4. Remedies. The parties agree that the disclosure of the Information by Recipient in violation of this Agreement may cause irreparable harm, the amount of which would be impossible to ascertain, and that there is no adequate remedy at law for any breach by Recipient of this Agreement. Therefore, in addition to any other rights and remedies it may have, Disclosing Party shall have available the right to obtain an injunction from a court of competent jurisdiction restraining such breach or threatened breach and to specific performance of any provision of this Agreement. Recipient further agrees that no bond or other security shall be required in obtaining such equitable relief

and consents to the issuance of such injunction and to the ordering of specific performance.

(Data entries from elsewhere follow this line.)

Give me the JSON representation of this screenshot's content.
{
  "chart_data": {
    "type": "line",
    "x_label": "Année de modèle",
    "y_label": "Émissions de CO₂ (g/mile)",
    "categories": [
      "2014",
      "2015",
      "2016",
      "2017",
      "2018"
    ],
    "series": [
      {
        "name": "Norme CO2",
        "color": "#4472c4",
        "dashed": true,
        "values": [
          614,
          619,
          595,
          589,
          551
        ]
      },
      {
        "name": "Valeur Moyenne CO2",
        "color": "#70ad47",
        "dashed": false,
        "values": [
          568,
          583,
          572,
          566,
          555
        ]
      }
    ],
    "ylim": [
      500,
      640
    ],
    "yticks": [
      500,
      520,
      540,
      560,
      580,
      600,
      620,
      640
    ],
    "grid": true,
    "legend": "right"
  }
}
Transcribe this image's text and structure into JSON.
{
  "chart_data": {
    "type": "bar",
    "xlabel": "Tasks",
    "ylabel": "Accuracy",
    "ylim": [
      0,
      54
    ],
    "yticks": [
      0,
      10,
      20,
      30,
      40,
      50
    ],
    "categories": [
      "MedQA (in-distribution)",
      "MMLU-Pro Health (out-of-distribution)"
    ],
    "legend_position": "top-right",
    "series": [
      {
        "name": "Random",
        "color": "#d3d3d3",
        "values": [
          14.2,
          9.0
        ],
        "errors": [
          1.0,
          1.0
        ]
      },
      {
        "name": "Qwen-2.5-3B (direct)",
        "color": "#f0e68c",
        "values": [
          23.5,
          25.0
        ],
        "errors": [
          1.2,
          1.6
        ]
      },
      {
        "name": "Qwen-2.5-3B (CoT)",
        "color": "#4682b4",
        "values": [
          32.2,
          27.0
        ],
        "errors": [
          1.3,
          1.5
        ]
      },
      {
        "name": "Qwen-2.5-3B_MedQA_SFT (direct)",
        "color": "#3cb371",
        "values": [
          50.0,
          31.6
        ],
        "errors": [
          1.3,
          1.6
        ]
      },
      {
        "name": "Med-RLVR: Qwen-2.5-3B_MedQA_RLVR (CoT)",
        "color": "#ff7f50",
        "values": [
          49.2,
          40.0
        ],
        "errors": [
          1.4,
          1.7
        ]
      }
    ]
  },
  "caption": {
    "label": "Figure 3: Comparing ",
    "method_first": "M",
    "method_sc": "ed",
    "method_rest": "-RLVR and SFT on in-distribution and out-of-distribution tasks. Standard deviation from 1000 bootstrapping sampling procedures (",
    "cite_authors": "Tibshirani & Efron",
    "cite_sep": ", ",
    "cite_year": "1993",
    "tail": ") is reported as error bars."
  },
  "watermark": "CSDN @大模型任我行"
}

5. Assignment. Recipient shall not have the right to assign its rights under this Agreement, expressly or by operation of law. This Agreement shall be binding upon and inure to the benefit of the permitted successors and assigns of the parties hereto.

6. Governing Law. This Agreement shall be governed by and construed in accordance with the laws of the State of New York, and jurisdiction shall lie exclusively in Rensselaer County, New York.

7. Severability. The invalidity or unenforceability of any provision hereof shall in no way affect the validity or enforceability of the remainder of the Agreement or any other provision thereof.

8. Modification; Waiver. No oral modifications shall be effective and no delay or failure on the part of either party to insist on compliance with any provision hereof shall constitute a waiver of such party’s right to enforce such provision.

9. Integration. This Agreement may be executed in two or more counterparts each of which shall be deemed an original, but all of such taken together shall constitute only one Agreement, superseding all prior understandings, oral or written; and it is expressly understood that this Agreement does not obligate either party to enter into any other or further agreements.

IN WITNESS WHEREOF, the parties have executed this agreement as of the date first above written.